Centro Pro Unione is a ministry of the Franciscan Friars of the Atonement, a Franciscan Anglican community founded in 1898 by Fr. Paul Wattson, SA, Servant of God, and Mother Lurana White, SA, and welcomed into full communion with the Church of Rome in 1909 by St. Pius X. Among the charisms of the Congregation of the Atonement is the promotion of unity among all Christians. The Centro Pro Unione fulfills this particular vocation.

==History==
The roots of the Centro go back at least to 1948, when the friars began collaborating with the ecumenical magazine “Unitas”, founded by the Jesuit P. Carlo Boyer and based in the convent of St. Brigida in p.zza Farnese in Rome. Between 1950 and 1960 a collaboration was developed with the Ladies of Bethany and the Foyer Unitas, for the welcoming of Orthodox and Protestant visitors to Rome. The Prayer Association “Pro Unione” (Lega di preghiera), conceived by Fr. Paul Wattson, was formed and directed by Fr. Celestine Leahy. The League provided the Italian translation, the printing and the dissemination of the texts for the “Week of Prayer for the Christian Unity”, which is celebrated every year from 18 to 25 January in the Northern hemisphere.

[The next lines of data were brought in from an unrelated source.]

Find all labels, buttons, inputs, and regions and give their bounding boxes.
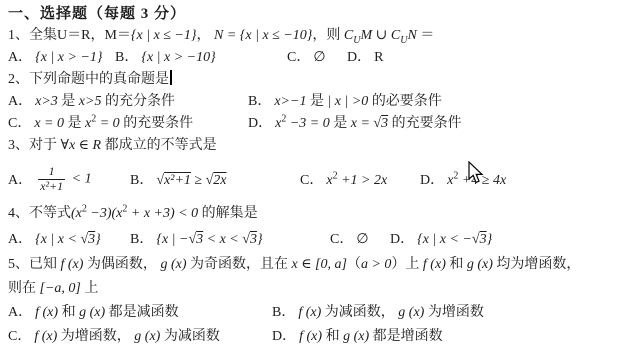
question-3-stem: 3、对于 ∀x ∈ R 都成立的不等式是 (8, 135, 616, 157)
option-label: A． (8, 169, 32, 189)
question-4-options-row: A．{x | x < √3} B．{x | −√3 < x < √3} C．∅ … (8, 227, 616, 253)
question-2: 2、下列命题中的真命题是 A．x>3 是 x>5 的充分条件 B．x>−1 是 … (8, 69, 616, 135)
option-text: √x²+1 ≥ √2x (156, 173, 226, 188)
option-text: ∅ (313, 50, 325, 65)
option-text: x>3 是 x>5 的充分条件 (35, 94, 175, 109)
option-label: D． (248, 116, 272, 131)
option-label: C． (330, 232, 353, 247)
question-2-stem: 2、下列命题中的真命题是 (8, 72, 169, 87)
question-5-options-row-2: C．f (x) 为增函数， g (x) 为减函数 D．f (x) 和 g (x)… (8, 325, 616, 349)
section-title: 一、选择题（每题 3 分） (8, 3, 616, 25)
option-text: f (x) 为增函数， g (x) 为减函数 (34, 329, 219, 344)
q4-option-a: A．{x | x < √3} (8, 227, 130, 253)
question-5: 5、已知 f (x) 为偶函数， g (x) 为奇函数，且在 x ∈ [0, a… (8, 253, 616, 349)
option-label: D． (390, 232, 414, 247)
option-text: f (x) 为减函数， g (x) 为增函数 (298, 305, 483, 320)
q2-option-d: D．x2 −3 = 0 是 x = √3 的充要条件 (248, 113, 462, 135)
option-text: f (x) 和 g (x) 都是增函数 (299, 329, 442, 344)
q2-option-c: C．x = 0 是 x2 = 0 的充要条件 (8, 113, 248, 135)
option-text: f (x) 和 g (x) 都是减函数 (35, 305, 178, 320)
question-4: 4、不等式(x2 −3)(x2 + x +3) < 0 的解集是 A．{x | … (8, 201, 616, 253)
question-3-options-row: A．1x²+1 < 1 B．√x²+1 ≥ √2x C．x2 +1 > 2x D… (8, 157, 616, 201)
option-text: {x | −√3 < x < √3} (156, 232, 262, 247)
option-text: x>−1 是 | x | >0 的必要条件 (274, 94, 441, 109)
option-text: {x | x > −1} (35, 50, 102, 65)
exam-document: 一、选择题（每题 3 分） 1、全集U＝R，M＝{x | x ≤ −1}， N … (0, 0, 622, 349)
option-text: ∅ (356, 232, 368, 247)
q3-option-c: C．x2 +1 > 2x (300, 169, 420, 189)
option-label: D． (420, 173, 444, 188)
option-text: R (374, 50, 383, 65)
option-label: B． (115, 50, 138, 65)
q3-option-a: A．1x²+1 < 1 (8, 165, 130, 194)
option-label: A． (8, 232, 32, 247)
option-label: B． (248, 94, 271, 109)
q2-option-b: B．x>−1 是 | x | >0 的必要条件 (248, 91, 442, 113)
option-text: x2 +4 ≥ 4x (447, 173, 506, 188)
q4-option-b: B．{x | −√3 < x < √3} (130, 227, 330, 253)
question-2-stem-row: 2、下列命题中的真命题是 (8, 69, 616, 91)
q1-option-b: B．{x | x > −10} (115, 47, 287, 69)
option-label: A． (8, 305, 32, 320)
option-label: B． (272, 305, 295, 320)
option-label: A． (8, 94, 32, 109)
option-label: C． (8, 329, 31, 344)
question-1-options-row: A．{x | x > −1} B．{x | x > −10} C．∅ D．R (8, 47, 616, 69)
q3-option-d: D．x2 +4 ≥ 4x (420, 169, 506, 189)
q1-option-c: C．∅ (287, 47, 347, 69)
question-1: 1、全集U＝R，M＝{x | x ≤ −1}， N = {x | x ≤ −10… (8, 25, 616, 69)
question-2-options-row-1: A．x>3 是 x>5 的充分条件 B．x>−1 是 | x | >0 的必要条… (8, 91, 616, 113)
question-5-stem-line-1: 5、已知 f (x) 为偶函数， g (x) 为奇函数，且在 x ∈ [0, a… (8, 253, 616, 277)
option-label: B． (130, 232, 153, 247)
question-1-stem: 1、全集U＝R，M＝{x | x ≤ −1}， N = {x | x ≤ −10… (8, 25, 616, 47)
q1-option-d: D．R (347, 47, 383, 69)
question-5-stem-line-2: 则在 [−a, 0] 上 (8, 277, 616, 301)
option-text: x2 +1 > 2x (326, 173, 387, 188)
option-text: {x | x < −√3} (417, 232, 492, 247)
option-label: B． (130, 173, 153, 188)
option-text: x2 −3 = 0 是 x = √3 的充要条件 (275, 116, 461, 131)
q4-option-d: D．{x | x < −√3} (390, 227, 492, 253)
option-label: C． (287, 50, 310, 65)
q1-option-a: A．{x | x > −1} (8, 47, 115, 69)
question-2-options-row-2: C．x = 0 是 x2 = 0 的充要条件 D．x2 −3 = 0 是 x =… (8, 113, 616, 135)
question-3: 3、对于 ∀x ∈ R 都成立的不等式是 A．1x²+1 < 1 B．√x²+1… (8, 135, 616, 201)
option-label: D． (272, 329, 296, 344)
q5-option-d: D．f (x) 和 g (x) 都是增函数 (272, 325, 443, 349)
question-5-options-row-1: A．f (x) 和 g (x) 都是减函数 B．f (x) 为减函数， g (x… (8, 301, 616, 325)
option-label: C． (8, 116, 31, 131)
q2-option-a: A．x>3 是 x>5 的充分条件 (8, 91, 248, 113)
option-text: x = 0 是 x2 = 0 的充要条件 (34, 116, 193, 131)
q5-option-b: B．f (x) 为减函数， g (x) 为增函数 (272, 301, 484, 325)
option-text: {x | x > −10} (141, 50, 215, 65)
question-4-stem: 4、不等式(x2 −3)(x2 + x +3) < 0 的解集是 (8, 201, 616, 227)
option-text: 1x²+1 < 1 (35, 165, 91, 194)
option-text: {x | x < √3} (35, 232, 101, 247)
option-label: C． (300, 173, 323, 188)
option-label: A． (8, 50, 32, 65)
text-caret (170, 70, 172, 85)
q3-option-b: B．√x²+1 ≥ √2x (130, 169, 300, 189)
q4-option-c: C．∅ (330, 227, 390, 253)
option-label: D． (347, 50, 371, 65)
q5-option-c: C．f (x) 为增函数， g (x) 为减函数 (8, 325, 272, 349)
q5-option-a: A．f (x) 和 g (x) 都是减函数 (8, 301, 272, 325)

	In 1962, Princess Orietta Doria Pamphilj and her husband, Commander Frank Pogson, invited Foyer Unitas, the International Association Unitas and the League of Prayer “Pro Unione” to move to Pamphilj Palace in p.zza Navona. From that moment on, the noble dwelling became a center of ecumenical meeting, especially in the years of the Second Vatican Council. In 1968 the Friars ceased the English edition of the magazine “Unitas” and founded the Centro Pro Unione, which became a place of meeting, study, research and ecumenical dialogue and formation. The Centre began to coordinate, with other Italian ecumenical centers, the Italian edition of the “Week of Prayer for the Christian Unity”. In 1969 the Centro was officially inaugurated by the card. Johannes Willebrands.

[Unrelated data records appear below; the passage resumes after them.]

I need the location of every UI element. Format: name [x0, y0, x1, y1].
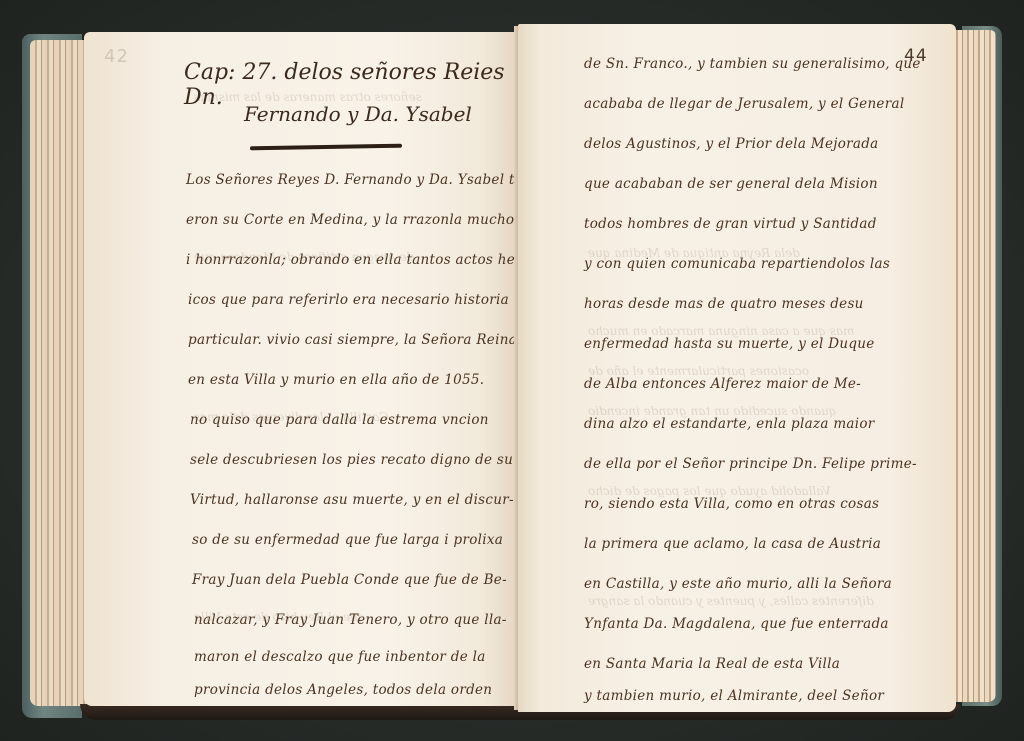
text-line: maron el descalzo que fue inbentor de la — [194, 649, 486, 665]
bleed-through-text: diferentes calles, y puentes y cuando la… — [588, 594, 874, 608]
text-line: enfermedad hasta su muerte, y el Duque — [584, 336, 875, 352]
text-line: de Sn. Franco., y tambien su generalisim… — [584, 56, 921, 72]
text-line: sele descubriesen los pies recato digno … — [190, 452, 513, 468]
text-line: Ynfanta Da. Magdalena, que fue enterrada — [584, 616, 889, 632]
text-line: i honrrazonla; obrando en ella tantos ac… — [186, 252, 518, 268]
text-line: la primera que aclamo, la casa de Austri… — [584, 536, 881, 552]
right-page: dela Reyna antigua de Medina que mas que… — [518, 24, 956, 712]
text-line: de ella por el Señor principe Dn. Felipe… — [584, 456, 917, 472]
text-line: delos Agustinos, y el Prior dela Mejorad… — [584, 136, 879, 152]
open-manuscript-book: señores otras maneras de las mismas de A… — [0, 0, 1024, 741]
text-line: todos hombres de gran virtud y Santidad — [584, 216, 877, 232]
text-line: de Alba entonces Alferez maior de Me- — [584, 376, 861, 392]
text-line: en Castilla, y este año murio, alli la S… — [584, 576, 892, 592]
text-line: icos que para referirlo era necesario hi… — [188, 292, 509, 308]
text-line: en Santa Maria la Real de esta Villa — [584, 656, 840, 672]
folio-number-left: 42 — [104, 46, 129, 67]
text-line: Los Señores Reyes D. Fernando y Da. Ysab… — [186, 172, 518, 188]
page-stack-left — [30, 40, 88, 706]
text-line: horas desde mas de quatro meses desu — [584, 296, 864, 312]
text-line: no quiso que para dalla la estrema vncio… — [190, 412, 489, 428]
text-line: Fray Juan dela Puebla Conde que fue de B… — [192, 572, 507, 588]
chapter-subheading: Fernando y Da. Ysabel — [244, 102, 472, 126]
text-line: dina alzo el estandarte, enla plaza maio… — [584, 416, 875, 432]
text-line: nalcazar, y Fray Juan Tenero, y otro que… — [194, 612, 507, 628]
text-line: so de su enfermedad que fue larga i prol… — [192, 532, 503, 548]
text-line: particular. vivio casi siempre, la Señor… — [188, 332, 517, 348]
text-line: ro, siendo esta Villa, como en otras cos… — [584, 496, 879, 512]
text-line: y con quien comunicaba repartiendolos la… — [584, 256, 890, 272]
heading-underline — [250, 144, 402, 151]
left-page: señores otras maneras de las mismas de A… — [84, 32, 518, 706]
page-stack-right — [952, 30, 996, 702]
text-line: y tambien murio, el Almirante, deel Seño… — [584, 688, 884, 704]
text-line: que acababan de ser general dela Mision — [584, 176, 878, 192]
text-line: eron su Corte en Medina, y la rrazonla m… — [186, 212, 514, 228]
text-line: provincia delos Angeles, todos dela orde… — [194, 682, 492, 698]
text-line: en esta Villa y murio en ella año de 105… — [188, 372, 484, 388]
text-line: Virtud, hallaronse asu muerte, y en el d… — [190, 492, 514, 508]
text-line: acababa de llegar de Jerusalem, y el Gen… — [584, 96, 904, 112]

	The Centro Pro Unione, to date, has a library specializing in the field of ecumenism, continues its work to promote ecumenical dialogue, through meetings and conferences and by maintaining an up-to-date documentation on the official theological dialogue, and continues to coordinate and disseminate the material useful for the yearly celebration of the “Week of Prayer for Christian Unity”.